From the foregoing statutory provisions it appears evident to us that the state printing and duplicating committee is possessed of certain discretionary functions in connection with the acquisition of duplicating and printing equipment by state agencies of the executive branch of government. Accordingly, it necessarily follows that the three statutory members of this committee are subject to the same rules respecting the nondelegability of discretionary functions as were recently spelled out and applied by the Washington supreme court in the cases of In re Puget Sound Pilots Ass'n, 63 Wn.2d 142, 385 P.2d 711 (1963), and Ledgering v. State, 63 Wn.2d 94, 385 P.2d 522 (1963).

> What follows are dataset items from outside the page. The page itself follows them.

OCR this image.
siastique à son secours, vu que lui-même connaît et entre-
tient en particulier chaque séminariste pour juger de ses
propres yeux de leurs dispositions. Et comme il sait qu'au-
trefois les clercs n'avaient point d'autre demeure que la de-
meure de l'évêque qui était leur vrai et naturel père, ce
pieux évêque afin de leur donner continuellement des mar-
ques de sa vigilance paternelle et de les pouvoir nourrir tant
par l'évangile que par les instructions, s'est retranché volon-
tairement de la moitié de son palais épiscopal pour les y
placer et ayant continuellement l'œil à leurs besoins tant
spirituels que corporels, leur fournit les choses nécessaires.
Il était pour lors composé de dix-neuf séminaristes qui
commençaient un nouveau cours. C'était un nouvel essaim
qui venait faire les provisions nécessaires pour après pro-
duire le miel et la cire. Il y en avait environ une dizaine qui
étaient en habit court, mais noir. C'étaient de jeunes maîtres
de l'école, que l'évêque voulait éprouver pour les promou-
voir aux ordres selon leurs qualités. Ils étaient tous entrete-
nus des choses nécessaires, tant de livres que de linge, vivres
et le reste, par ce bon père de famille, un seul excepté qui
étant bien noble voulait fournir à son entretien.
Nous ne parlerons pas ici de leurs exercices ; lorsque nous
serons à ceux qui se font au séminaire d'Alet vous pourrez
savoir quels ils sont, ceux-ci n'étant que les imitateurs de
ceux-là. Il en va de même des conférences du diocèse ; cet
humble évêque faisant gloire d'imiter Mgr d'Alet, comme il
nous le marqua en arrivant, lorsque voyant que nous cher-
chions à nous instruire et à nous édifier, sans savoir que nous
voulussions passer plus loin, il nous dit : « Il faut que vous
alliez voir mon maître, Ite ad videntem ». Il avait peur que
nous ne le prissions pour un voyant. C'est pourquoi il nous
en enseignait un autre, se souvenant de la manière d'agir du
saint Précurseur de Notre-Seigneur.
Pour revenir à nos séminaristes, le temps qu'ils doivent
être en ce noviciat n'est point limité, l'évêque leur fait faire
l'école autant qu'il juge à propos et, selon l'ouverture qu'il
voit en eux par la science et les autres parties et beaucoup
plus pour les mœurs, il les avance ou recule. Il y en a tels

In the Pilots Association case, the court was presented with a situation in which the then director of the department of labor and industries, who was statutorily a member of the state board of pilotage commissioners by virtue of RCW 88.16.010, had attempted to authorize another individual within the department to sit and act in his place. Finding no statutory authorization for such a delegation, the court held it invalid, saying:
[[Orig. Op. Page 3]]
"'The rule is well stated in 42 Am.Jur., Public Administrative Law § 73, as follows:
"'"It is a general principle of law, expressed in the maxim 'delegatus non potest delegare,' that a delegated power may not be further delegated by the person to whom such power is delegated. Apart from statute, whether administrative officers in whom certain powers are vested or upon whom certain duties are imposed may deputize others to exercise such powers or perform such duties usually depends upon whether the particular act or duty sought to be delegated is ministerial, on the one hand, or on the other, discretionary or quasi-judicial. Merely ministerial functions may be delegated to assistants whose employment is authorized, but there is no authority to delegate acts discretionary or quasi-judicial in nature. . . ."

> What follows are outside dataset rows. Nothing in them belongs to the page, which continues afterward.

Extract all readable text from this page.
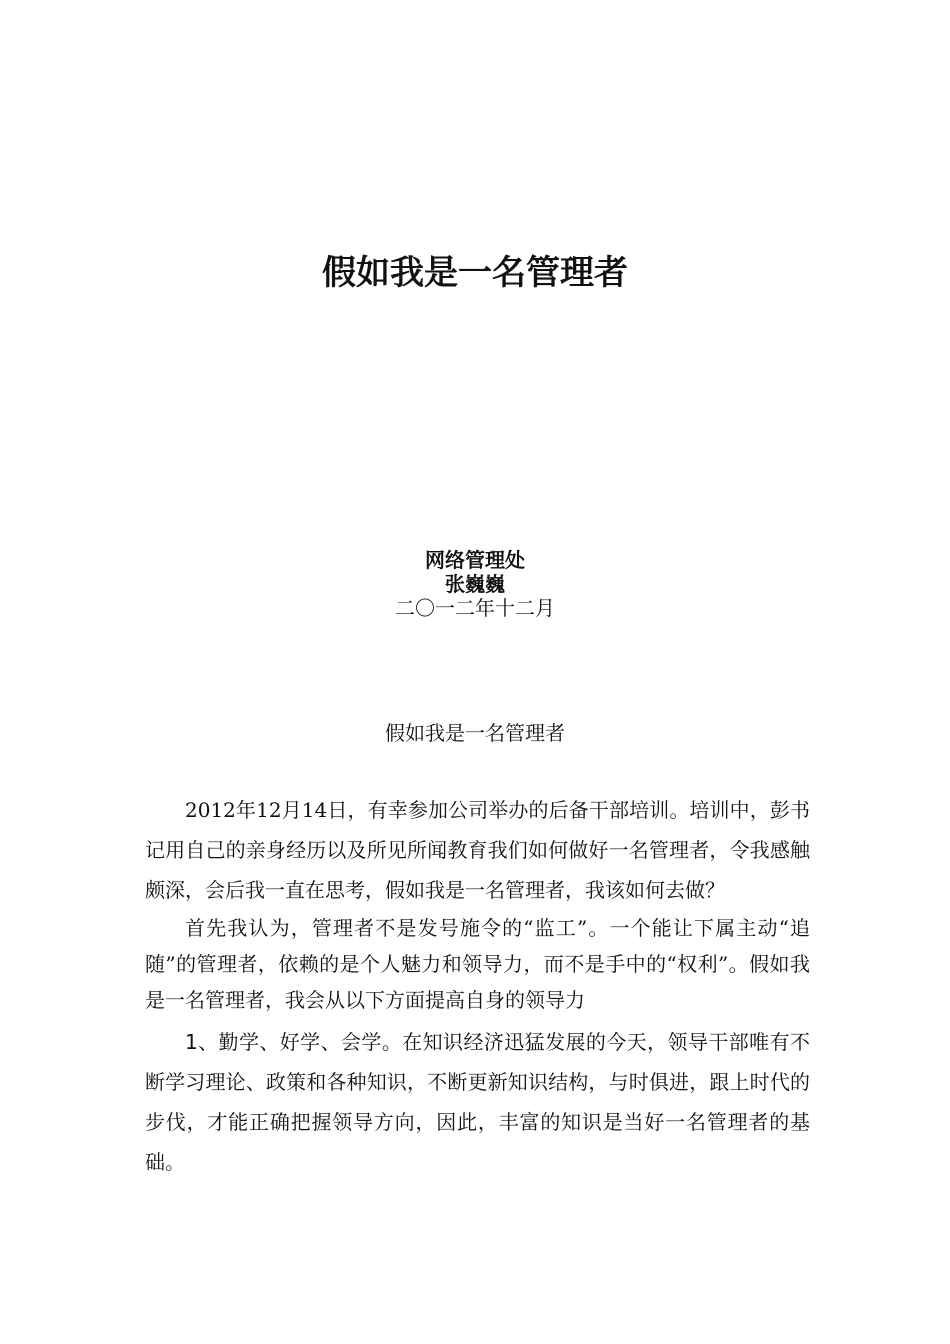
假如我是一名管理者
网络管理处
张巍巍
二〇一二年十二月
假如我是一名管理者

2012年12月14日，有幸参加公司举办的后备干部培训。培训中，彭书记用自己的亲身经历以及所见所闻教育我们如何做好一名管理者，令我感触颇深，会后我一直在思考，假如我是一名管理者，我该如何去做？

首先我认为，管理者不是发号施令的“监工”。一个能让下属主动“追随”的管理者，依赖的是个人魅力和领导力，而不是手中的“权利”。假如我是一名管理者，我会从以下方面提高自身的领导力

1、勤学、好学、会学。在知识经济迅猛发展的今天，领导干部唯有不断学习理论、政策和各种知识，不断更新知识结构，与时俱进，跟上时代的步伐，才能正确把握领导方向，因此，丰富的知识是当好一名管理者的基础。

"'There can be no doubt that the function of the board of pilotage commissioners in the instant case is of a judicial nature and not at all ministerial. A party appearing before the board in a proceeding of this kind is entitled to the consideration and judgment of the Director of the Department of Labor and Industries rather than that of some third person arbitrarily selected and designated by the director.'"
Similarly, in the Ledgering case, the court dealt with an attempt by the then director of the department of motor vehicles to delegate his discretionary power to suspend motor vehicle operators' licenses to a subordinate official of the department. In also holding this delegation to be invalid the court in this case expressed its reasoning as follows:
"We do not believe . . . that when the legislature vested in the director discretionary power to suspend motor vehicle operators' licenses, under the provisions of RCW 46.20.290, it, absent express declaration, intended the power of executive decision in this area be delegated by the director to assistants, or relegated to a simple mechanical process.

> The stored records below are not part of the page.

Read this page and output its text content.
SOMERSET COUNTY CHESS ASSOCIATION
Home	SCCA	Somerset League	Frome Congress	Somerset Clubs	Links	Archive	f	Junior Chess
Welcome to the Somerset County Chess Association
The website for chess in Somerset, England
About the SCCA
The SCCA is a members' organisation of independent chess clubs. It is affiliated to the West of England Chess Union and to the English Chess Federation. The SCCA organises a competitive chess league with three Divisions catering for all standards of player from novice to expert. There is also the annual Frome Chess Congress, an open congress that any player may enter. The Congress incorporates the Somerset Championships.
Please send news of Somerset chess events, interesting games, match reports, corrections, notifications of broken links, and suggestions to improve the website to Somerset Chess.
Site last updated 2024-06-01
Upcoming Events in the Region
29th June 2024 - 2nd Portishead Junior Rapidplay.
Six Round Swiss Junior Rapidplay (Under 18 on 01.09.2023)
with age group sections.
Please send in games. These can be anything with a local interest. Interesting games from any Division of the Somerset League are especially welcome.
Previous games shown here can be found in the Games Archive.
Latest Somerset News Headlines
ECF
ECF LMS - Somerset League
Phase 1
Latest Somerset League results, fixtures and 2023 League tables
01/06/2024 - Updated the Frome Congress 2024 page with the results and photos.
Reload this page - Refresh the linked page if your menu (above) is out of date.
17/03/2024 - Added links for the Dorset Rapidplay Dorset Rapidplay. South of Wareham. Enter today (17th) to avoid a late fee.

"Gathering, collating, and presenting such facts as may be required by the director, together with making appropriate recommendations, preparing, signing, and mailing [[Orig. Op. Page 4]] notices and orders in the name of the director are without doubt delegable duties. But, the basic responsibility and authority of exercising the discretion and power of decision, vested by RCW 46.20.290, rests exclusively with the director." (Emphasis supplied.)
Likewise, in the case of the state printing and duplicating committee, we find in the governing statutes no such "express declaration" of legislative intent to permit a delegation of any of the discretionary functions of that committee and its members. Therefore, we must, on the basis of these two 1963 cases, answer your present question in the negative; i.e., a member of the printing and duplicating committee may not designate an alternate, or substitute, to attend meetings of the committee and act in his or her behalf at those meetings.
We trust that the foregoing will be of assistance to you.